I started the conversation with the most obvious words: obelisk and Rome. While “obelisk” was a good conversation starter, the word Rome opened the door of Roman history, of Roman architecture and Italy in general. To narrow down the results, I tried the combination of “obelisk in rome”. And came across a book named “Adolf Loos The Art of Architecture” written by Joseph Masheck. He used the word obelisk in a context to describe how old and outdated something was. This awakened my curiosity, who was Adolf Loos, why was obelisk used negatively and what was this book written about. I researched to get answers.
Adolf Loos was a critical Austrian architect of the 19th century. He was one of the first architects, who described and admired the modern architecture. Clearly, something built in the past was outdated for his mind. The connection I gather between de gli obelischi di Roma and this book is that both explain elements of architecture. While one is focused on the modern art of it, the other tells the story of obelisks.
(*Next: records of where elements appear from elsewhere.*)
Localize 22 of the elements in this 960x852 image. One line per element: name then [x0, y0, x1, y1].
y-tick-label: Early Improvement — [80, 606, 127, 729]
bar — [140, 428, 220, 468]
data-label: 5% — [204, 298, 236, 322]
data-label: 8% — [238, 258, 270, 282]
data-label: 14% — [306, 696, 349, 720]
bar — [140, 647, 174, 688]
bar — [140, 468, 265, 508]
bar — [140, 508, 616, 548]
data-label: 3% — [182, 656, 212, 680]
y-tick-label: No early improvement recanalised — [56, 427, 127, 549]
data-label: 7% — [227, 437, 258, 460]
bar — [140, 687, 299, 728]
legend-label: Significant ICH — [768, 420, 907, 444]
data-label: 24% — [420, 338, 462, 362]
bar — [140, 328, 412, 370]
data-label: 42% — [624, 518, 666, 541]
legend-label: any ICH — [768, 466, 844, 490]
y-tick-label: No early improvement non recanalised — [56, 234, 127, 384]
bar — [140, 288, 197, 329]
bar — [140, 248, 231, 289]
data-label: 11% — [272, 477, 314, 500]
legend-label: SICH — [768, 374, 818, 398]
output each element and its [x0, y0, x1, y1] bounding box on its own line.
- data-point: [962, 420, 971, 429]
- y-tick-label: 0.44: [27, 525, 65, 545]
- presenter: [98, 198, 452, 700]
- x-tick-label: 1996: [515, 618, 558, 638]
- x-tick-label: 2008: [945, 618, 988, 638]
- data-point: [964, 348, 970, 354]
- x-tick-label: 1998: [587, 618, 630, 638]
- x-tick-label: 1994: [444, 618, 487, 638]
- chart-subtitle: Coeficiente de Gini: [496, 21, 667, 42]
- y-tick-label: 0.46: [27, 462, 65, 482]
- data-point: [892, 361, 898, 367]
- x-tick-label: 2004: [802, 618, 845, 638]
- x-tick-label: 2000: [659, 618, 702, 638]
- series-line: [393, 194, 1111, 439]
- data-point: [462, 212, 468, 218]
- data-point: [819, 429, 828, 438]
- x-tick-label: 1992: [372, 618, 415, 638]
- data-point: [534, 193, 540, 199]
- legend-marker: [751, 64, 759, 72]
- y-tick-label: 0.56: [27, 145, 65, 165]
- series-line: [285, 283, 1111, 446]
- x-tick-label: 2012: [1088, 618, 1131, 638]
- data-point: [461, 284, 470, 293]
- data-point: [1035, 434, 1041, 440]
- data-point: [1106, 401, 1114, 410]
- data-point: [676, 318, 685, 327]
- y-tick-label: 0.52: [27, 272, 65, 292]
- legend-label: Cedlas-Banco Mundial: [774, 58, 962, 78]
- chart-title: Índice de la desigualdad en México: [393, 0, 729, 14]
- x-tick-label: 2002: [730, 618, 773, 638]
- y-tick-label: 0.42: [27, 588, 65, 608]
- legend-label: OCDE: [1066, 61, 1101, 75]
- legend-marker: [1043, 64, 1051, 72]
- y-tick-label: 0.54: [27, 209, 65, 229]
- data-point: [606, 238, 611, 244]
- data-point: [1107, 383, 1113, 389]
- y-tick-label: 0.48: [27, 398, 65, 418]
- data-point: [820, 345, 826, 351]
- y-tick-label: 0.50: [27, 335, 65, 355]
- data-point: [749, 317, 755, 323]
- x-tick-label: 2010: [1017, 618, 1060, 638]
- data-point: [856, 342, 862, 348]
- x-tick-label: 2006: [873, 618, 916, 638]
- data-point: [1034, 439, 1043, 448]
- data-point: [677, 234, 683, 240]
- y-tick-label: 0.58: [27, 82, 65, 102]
This conversation reminded me of the meaning the obelisk holds. That it relates to religion. That’s why I typed the word religion to start the conversation with Alice. One quote caught my eye while scrolling through the results: These are not religions; they are art forms—but then, religion relies so heavily on art that we can hardly distinguish one from the other. This quote is from the book The Sympathy of Things – Spuybroek. It is a great reminder of how much of religion is based on art. The music, the paintings, the mosaics, the buildings etc. Religion could maybe even be seen as a genre of art. The quote here is inspiring, philosophical and positive towards religion. In my behalf this is one of the biggest connections between these two books. Michele Mercati not only studied philosophy but was also inspiring with his ideas of the past architecture. Also, he treated obelisks with respect, although it was clear to him, that they must have been built by humans, he stayed respectful and wrote even a book explaining his points.
This maybe also explains the question I asked myself in the Argument post. While the book is not religious it starts with the words “Beatissimo Padre”. This is probably a way of Michele Mercati to show how respectful and faithful he is, although he is questioning a construction of religion.